Larkin worked tirelessly to get better wages and working conditions while Hackett led 1,100 women in fighting the Lockout at Jacob’s biscuit factory in August 1913, and just 30 months later played a key role in printing the Proclamation of 1916.
At present, 13 out of the 16 bridges that span the Liffey are named after men. Perhaps our city fathers might finally reverse this trend and name the new bridge that stretches across Anna Livia Plurabella (appropriately enough in the shadow of Liberty Hall) after a woman.
An exhibition by the Liberties Heritage Association entitled ‘Bare Feet and Bowler Hats: Capturing the Dublin of 1913′ has just opened and remembers the leadership role that these women played in trying to change the Dickensian Dublin of that time
Mark Lawler
Liberties Heritage Association,
Carmans Hall, Dublin 8
ROADS ROW
* So Newgrange is our most popular heritage site?
Just as well they’re putting the Leinster Orbital route south of Navan and right beside it, rather than north of Navan away from the prime heritage site.
You can only wonder why we would place a major route where there should be no major development.

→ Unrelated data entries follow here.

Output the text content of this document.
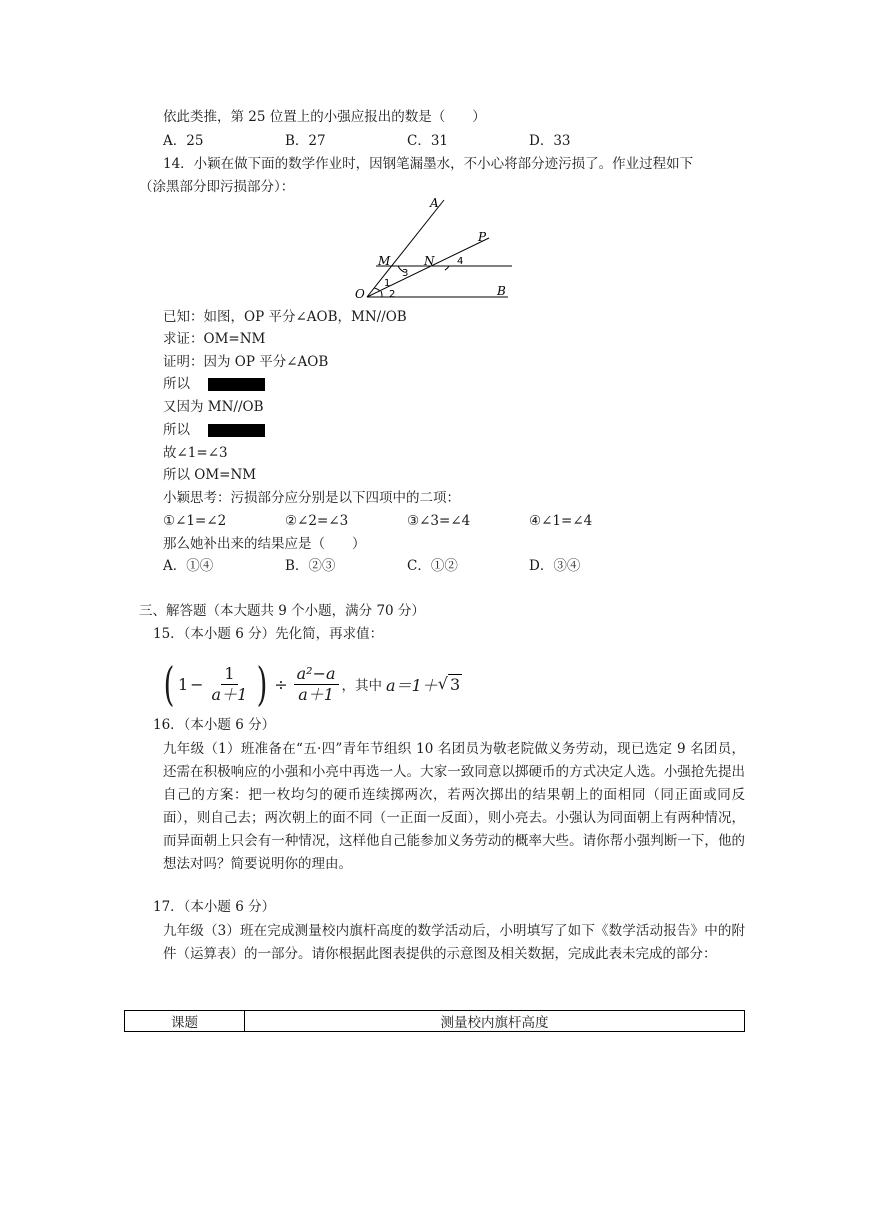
依此类推，第 25 位置上的小强应报出的数是（　　）
A．25	B．27	C．31	D．33
14．小颖在做下面的数学作业时，因钢笔漏墨水，不小心将部分迹污损了。作业过程如下
（涂黑部分即污损部分）：
A
P
M	N
O	B
1
2
3
4
已知：如图，OP 平分∠AOB，MN//OB
求证：OM=NM
证明：因为 OP 平分∠AOB
所以
又因为 MN//OB
所以
故∠1=∠3
所以 OM=NM
小颖思考：污损部分应分别是以下四项中的二项：
①∠1=∠2	②∠2=∠3	③∠3=∠4	④∠1=∠4
那么她补出来的结果应是（　　）
A．①④	B．②③	C．①②	D．③④
三、解答题（本大题共 9 个小题，满分 70 分）
15．（本小题 6 分）先化简，再求值：
( $1 - \frac{1}{a+1}$ ) ÷ $\frac{\text{a²−a}}{a+1}$ ，其中 a＝1＋ √ 3
16．（本小题 6 分）
九年级（1）班准备在“五·四”青年节组织 10 名团员为敬老院做义务劳动，现已选定 9 名团员，还需在积极响应的小强和小亮中再选一人。大家一致同意以掷硬币的方式决定人选。小强抢先提出自己的方案：把一枚均匀的硬币连续掷两次，若两次掷出的结果朝上的面相同（同正面或同反面），则自己去；两次朝上的面不同（一正面一反面），则小亮去。小强认为同面朝上有两种情况，而异面朝上只会有一种情况，这样他自己能参加义务劳动的概率大些。请你帮小强判断一下，他的想法对吗？简要说明你的理由。
17．（本小题 6 分）
九年级（3）班在完成测量校内旗杆高度的数学活动后，小明填写了如下《数学活动报告》中的附件（运算表）的一部分。请你根据此图表提供的示意图及相关数据，完成此表未完成的部分：
课题	测量校内旗杆高度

I await eagerly another Irish Independent exclusive, so the M3 Tara Tapes can illuminate the thought process that plans motorways through heritage areas when obviously better routes exist.
Pauline Bleach
Wolli Creek, NSW 2205, Australia
EYE ON THE BALL
* Looks like HAWKEYE should have gone to Specsavers.
Gerard Connor
Dunleer, Co Louth
ATHEIST HELL
* We should spare a thought for the unfortunate atheist supporters (all three of them) of Manchester City. With Jesus (Navas) now lining out for the club, it must be like the veritable stake through the atheist heart. To whom shall they go? What with players now regularly crossing themselves for divine intervention, the Premier League is becoming atheist hell. You see, it does exist!